Confidence is a Key Metric

Whether you’re the CTO, an engineering manager, a team lead, or an individual contributor; when you’re building and developing systems and process, whether for release or otherwise, a key metric to keep in mind is confidence.

What does that mean? That means that you need to build a system that is trusted. For example a CI system that let through every build wouldn’t be very confidence inspiring, even if some users might see that as “broken,” how could you ever trust the system to catch your mistakes or to keep your product from going off the rails?

What happens to systems that don’t inspire confidence? Eventually, nothing. That’s the problem with systems that don’t instill confidence; more often than not, their use will decline until they’re not used at all.

In the absence of a trusted process, individuals will seek to replace that system with something they can be more confident in.

These are often “hope driven” systems.

Hope driven systems are usually less productive, like manually checking and rechecking the commits in a release, or reading and rereading a patch and hoping a potential bug will jump out the 5th time that didn’t pop up on the 4th (or 3rd, or 2nd). Or with lack of confidence in a result (say a test run or pipeline flow), retrying with the hope that the result will be different or more revealing.

Does this mean double checking things are bad? No, not at all. Simply that ad hoc “security blanket” type systems that replace humans with computers instead of the reverse for things computers are good at like checking tests and confirming outcomes is usually inefficient.

Certainly more inefficient than rolling out to a single box in prod and giving 1% of traffic for example. Something that a system may make possible in a matter of minutes as opposed to the hours or even days that panicked reading and rereading takes.

If your system isn’t producing confidence, then its likely being subverted or causing time to be wasted.

They should produce more than the end result. They should produce knowledge and confidence in the process itself and in the operators’ skill along the way. It doesn’t have to be a lot at once.

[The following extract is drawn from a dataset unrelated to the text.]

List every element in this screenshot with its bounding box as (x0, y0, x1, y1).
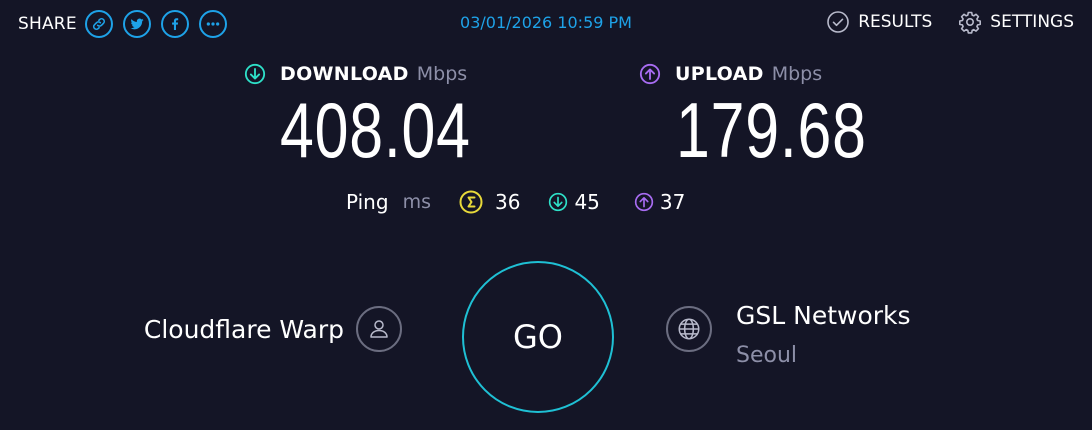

I’m not saying that someone should run through a checklist or other process once and feel like they’ve mastered it, but over time this should be noticeable effect.

Here are some things that erode confidence:

  • Intermittent outcomes
  • Random failures
  • Unreliability.

Things that instill and improve confidence:

  • Accurate, helpful error messages
  • Date of last accuracy check

Note that not all of these need be applied in all situations.

What processes or systems do you have in place on your team that build or destroy confidence?